Candlemass – At The Gallows End (Song Review)

“Only the vultures will come to see me hang”

The hills of Tyburn ring with the awesome sound of the epicus, the doomicus, and the metallicus on Candlemass’ At The Gallows End. Taken from their second album, 1987’s Nightfall, this is basically about as metal as it gets. Life and death, faith and damnation soundtracked with the legendary Swedish band’s bludgeoning and mournful neo-classical riffage.

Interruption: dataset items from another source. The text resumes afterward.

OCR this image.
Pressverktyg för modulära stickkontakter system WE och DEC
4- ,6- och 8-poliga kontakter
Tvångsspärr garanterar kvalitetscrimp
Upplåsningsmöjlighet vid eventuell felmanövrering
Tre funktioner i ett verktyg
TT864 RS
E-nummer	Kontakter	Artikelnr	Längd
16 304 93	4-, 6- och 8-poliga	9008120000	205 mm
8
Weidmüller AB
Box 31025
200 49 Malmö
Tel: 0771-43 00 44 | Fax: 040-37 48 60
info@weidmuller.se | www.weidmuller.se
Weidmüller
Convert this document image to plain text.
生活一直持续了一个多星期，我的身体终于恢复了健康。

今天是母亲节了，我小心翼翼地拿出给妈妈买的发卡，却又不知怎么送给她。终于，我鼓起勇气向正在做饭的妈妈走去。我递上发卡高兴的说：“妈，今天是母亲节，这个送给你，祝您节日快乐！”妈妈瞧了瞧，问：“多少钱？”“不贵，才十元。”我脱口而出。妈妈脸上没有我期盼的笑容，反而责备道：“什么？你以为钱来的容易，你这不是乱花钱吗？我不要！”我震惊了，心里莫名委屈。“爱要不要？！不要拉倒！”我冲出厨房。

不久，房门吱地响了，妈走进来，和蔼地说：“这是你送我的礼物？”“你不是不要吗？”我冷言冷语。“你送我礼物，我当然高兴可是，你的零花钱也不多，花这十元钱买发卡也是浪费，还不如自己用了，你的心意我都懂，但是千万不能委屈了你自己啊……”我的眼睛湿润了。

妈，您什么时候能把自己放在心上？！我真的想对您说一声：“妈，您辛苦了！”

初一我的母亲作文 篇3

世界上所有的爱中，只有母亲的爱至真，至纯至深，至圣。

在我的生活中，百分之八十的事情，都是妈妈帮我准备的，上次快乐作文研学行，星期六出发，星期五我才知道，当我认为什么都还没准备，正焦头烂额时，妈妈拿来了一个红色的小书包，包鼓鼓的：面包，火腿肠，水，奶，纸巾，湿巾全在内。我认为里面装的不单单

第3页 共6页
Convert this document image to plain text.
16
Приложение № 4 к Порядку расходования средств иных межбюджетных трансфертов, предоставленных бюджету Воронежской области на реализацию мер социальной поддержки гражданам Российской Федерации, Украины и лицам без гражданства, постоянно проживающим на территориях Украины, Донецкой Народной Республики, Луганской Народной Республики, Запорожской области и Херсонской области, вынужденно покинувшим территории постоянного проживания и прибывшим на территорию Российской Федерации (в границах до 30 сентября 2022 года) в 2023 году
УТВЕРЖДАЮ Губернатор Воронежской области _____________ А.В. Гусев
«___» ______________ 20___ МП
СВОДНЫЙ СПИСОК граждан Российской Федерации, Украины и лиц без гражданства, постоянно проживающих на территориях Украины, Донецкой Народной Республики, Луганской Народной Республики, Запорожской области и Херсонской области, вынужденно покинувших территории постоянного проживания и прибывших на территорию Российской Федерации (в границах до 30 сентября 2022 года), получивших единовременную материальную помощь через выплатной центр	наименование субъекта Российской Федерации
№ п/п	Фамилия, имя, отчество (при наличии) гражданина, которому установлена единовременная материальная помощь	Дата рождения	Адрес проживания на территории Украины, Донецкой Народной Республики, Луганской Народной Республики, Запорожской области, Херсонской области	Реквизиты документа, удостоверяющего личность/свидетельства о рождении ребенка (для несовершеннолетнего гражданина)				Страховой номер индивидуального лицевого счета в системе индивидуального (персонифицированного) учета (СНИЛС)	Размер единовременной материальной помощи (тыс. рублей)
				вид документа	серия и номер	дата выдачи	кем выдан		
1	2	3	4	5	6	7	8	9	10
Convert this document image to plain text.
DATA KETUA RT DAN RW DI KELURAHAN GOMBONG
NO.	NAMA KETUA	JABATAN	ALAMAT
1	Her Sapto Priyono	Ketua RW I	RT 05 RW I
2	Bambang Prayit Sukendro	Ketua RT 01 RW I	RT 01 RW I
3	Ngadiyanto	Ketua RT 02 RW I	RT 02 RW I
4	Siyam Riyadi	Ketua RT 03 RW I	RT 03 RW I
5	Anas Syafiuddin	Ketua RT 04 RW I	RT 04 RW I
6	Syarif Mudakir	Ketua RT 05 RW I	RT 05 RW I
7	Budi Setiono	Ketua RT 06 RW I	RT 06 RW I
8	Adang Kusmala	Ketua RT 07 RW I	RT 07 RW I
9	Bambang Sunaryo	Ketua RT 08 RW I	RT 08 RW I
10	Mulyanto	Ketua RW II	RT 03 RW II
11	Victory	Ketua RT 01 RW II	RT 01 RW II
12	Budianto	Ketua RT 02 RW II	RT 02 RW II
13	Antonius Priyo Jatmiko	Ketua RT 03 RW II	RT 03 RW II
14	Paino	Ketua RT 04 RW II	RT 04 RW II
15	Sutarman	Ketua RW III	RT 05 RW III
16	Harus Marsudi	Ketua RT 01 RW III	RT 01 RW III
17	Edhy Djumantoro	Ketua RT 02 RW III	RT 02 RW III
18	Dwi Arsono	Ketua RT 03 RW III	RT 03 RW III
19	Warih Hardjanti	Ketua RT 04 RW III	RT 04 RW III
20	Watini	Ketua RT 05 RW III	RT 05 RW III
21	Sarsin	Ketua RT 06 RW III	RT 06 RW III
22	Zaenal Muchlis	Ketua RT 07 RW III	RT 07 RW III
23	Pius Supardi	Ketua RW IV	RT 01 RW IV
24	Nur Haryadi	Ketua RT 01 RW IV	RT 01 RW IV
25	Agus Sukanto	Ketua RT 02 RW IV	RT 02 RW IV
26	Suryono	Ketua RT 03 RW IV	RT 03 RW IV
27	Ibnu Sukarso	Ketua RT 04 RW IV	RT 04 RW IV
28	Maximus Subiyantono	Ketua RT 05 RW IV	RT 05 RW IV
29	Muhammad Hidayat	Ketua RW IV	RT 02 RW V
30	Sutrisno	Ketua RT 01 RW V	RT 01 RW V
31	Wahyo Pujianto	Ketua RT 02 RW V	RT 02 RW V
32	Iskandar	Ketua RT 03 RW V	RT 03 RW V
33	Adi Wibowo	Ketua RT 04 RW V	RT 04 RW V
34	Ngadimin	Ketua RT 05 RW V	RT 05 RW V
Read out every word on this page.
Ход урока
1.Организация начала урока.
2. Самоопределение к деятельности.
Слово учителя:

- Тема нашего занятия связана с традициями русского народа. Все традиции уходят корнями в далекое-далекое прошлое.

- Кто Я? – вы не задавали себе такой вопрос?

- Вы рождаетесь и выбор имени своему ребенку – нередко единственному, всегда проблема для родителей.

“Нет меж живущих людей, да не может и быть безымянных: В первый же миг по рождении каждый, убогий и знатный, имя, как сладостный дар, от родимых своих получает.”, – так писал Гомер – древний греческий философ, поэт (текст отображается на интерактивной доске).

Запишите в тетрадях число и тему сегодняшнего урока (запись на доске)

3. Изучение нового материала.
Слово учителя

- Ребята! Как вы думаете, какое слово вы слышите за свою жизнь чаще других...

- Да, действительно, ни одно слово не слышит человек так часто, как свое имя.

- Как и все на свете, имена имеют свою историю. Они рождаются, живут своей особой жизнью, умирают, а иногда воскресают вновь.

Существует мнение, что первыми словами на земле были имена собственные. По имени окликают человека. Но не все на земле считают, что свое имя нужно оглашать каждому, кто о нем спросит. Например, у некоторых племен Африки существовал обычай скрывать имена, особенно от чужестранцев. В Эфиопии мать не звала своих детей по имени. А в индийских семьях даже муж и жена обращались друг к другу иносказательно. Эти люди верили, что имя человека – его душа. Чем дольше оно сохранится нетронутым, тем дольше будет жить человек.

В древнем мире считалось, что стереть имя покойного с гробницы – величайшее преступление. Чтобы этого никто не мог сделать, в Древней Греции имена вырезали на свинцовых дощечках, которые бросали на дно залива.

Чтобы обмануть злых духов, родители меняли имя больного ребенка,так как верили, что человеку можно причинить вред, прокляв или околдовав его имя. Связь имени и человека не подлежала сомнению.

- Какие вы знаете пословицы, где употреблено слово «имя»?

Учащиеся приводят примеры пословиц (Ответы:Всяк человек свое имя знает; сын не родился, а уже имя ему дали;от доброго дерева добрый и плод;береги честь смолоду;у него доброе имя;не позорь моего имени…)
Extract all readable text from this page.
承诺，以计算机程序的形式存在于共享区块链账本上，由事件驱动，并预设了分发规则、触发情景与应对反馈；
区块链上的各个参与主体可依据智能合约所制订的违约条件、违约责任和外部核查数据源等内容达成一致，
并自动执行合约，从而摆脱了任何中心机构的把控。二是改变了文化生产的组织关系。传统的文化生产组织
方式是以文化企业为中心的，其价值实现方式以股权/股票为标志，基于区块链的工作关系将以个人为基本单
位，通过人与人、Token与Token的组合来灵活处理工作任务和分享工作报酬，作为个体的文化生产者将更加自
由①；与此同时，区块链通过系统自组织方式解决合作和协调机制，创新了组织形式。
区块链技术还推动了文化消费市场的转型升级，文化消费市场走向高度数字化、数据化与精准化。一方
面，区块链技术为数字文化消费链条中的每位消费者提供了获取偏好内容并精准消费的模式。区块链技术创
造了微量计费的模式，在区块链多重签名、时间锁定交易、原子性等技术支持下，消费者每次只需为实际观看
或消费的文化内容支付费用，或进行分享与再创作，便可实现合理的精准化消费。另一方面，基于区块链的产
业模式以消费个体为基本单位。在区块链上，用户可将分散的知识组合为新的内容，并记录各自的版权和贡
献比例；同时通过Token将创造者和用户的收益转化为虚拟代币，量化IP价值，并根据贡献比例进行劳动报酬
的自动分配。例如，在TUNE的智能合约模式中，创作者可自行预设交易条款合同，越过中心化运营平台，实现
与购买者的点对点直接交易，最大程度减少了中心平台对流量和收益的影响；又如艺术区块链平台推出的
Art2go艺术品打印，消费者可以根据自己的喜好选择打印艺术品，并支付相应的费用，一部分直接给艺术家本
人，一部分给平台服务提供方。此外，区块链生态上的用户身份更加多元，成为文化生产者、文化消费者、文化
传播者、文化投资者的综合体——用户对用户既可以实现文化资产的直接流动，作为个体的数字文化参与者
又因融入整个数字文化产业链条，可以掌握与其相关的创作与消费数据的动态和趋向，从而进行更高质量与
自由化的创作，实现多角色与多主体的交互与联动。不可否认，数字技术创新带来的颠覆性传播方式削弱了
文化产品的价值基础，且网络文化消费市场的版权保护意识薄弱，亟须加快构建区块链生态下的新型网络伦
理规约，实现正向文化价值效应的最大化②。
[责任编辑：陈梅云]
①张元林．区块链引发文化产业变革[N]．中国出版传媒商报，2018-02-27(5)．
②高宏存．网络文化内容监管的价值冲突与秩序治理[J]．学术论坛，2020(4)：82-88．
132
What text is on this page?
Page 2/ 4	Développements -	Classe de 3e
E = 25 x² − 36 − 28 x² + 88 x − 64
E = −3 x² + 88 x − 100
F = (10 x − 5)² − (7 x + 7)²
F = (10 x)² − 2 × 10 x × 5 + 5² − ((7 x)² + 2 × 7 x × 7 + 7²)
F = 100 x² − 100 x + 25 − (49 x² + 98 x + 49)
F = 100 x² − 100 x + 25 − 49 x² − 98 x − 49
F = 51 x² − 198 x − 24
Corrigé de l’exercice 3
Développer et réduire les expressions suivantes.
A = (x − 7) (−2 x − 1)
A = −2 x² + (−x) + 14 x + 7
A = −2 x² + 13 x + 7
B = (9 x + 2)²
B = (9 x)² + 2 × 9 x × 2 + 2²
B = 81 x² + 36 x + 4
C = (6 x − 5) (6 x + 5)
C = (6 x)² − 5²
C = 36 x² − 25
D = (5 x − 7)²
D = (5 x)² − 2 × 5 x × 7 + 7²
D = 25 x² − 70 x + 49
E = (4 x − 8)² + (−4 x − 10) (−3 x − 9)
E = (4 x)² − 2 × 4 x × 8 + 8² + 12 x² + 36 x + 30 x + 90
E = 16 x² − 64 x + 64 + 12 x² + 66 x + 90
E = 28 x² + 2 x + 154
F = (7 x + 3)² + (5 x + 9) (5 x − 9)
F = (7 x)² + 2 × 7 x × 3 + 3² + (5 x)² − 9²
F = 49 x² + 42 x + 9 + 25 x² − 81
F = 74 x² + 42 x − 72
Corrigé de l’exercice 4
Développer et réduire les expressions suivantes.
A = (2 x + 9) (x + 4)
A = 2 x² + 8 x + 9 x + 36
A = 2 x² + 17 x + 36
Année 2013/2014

As with Iron Maiden’s Hallowed Be Thy Name, the song is narrated by a condemned prisoner facing his final moments on Earth. His doomed musings as he ponders his own personal Golgotha are the perfect fodder for the band’s bleak, weighty style and an ideal vehicle for the band’s new vocalist, operatic frontmonk Messiah Marcolin. He excels here. His singing over the song’s pastoral acoustic passages is wistfully sensitive but he thunders with bombastic defiance over the track’s heavier sections. It’s the kind of performance you can imagine parting the clouds.

At The Gallows End is one of the quintessential Candlemass tracks. It’s an unforgettable masterpiece that, in much the same way as the barbaric and emotive early work of Manowar, induces a very pure metal fervour. Dark, powerful and perfectly executed.

Manowar – Into Glory Ride (Album Review)

Manowar – Into Glory Ride (Music For Nations -1983)

Titter at the cover and giggle at the video for Gloves Of Metal if you must. We’ve all done it. But the seething Hatred, the awe-inspiring Gates Of Valhalla and the equal parts murderous and heartrending March For Revenge (By The Soldiers Of Death) are some of the most monumental epic doom tracks you will ever hear. And if that drop-tuned intro riff to Gloves Of Metal doesn’t send you into a paroxysm of true metal joy then you are not my friend. Into Glory Ride will crush your bones and kill your face. So wipe that smile off it.

Paradise Lost – Sweetness (Song Review)

“Hatred coming on from greater heights”

Written and recorded specially for Paradise Lost’s 1994 EP Seals The Sense, Sweetness has become a much-loved gem in the band’s discography. Over time its status has been enhanced by its position as a B-Side underdog, to the extent that the band amused themselves by calling it “the greatest song ever written” in a recent interview. Northern piss-taking aside, it is an excellent track that hits the sweet spot between the heavy doom of Icon and the goth of Draconian Times. The combo of lead guitar and grinding riff in the chorus section is especially killer. Apart from Sweetness, the EP isn’t much to write home about, but the inclusion of “the greatest song ever written” makes it essential.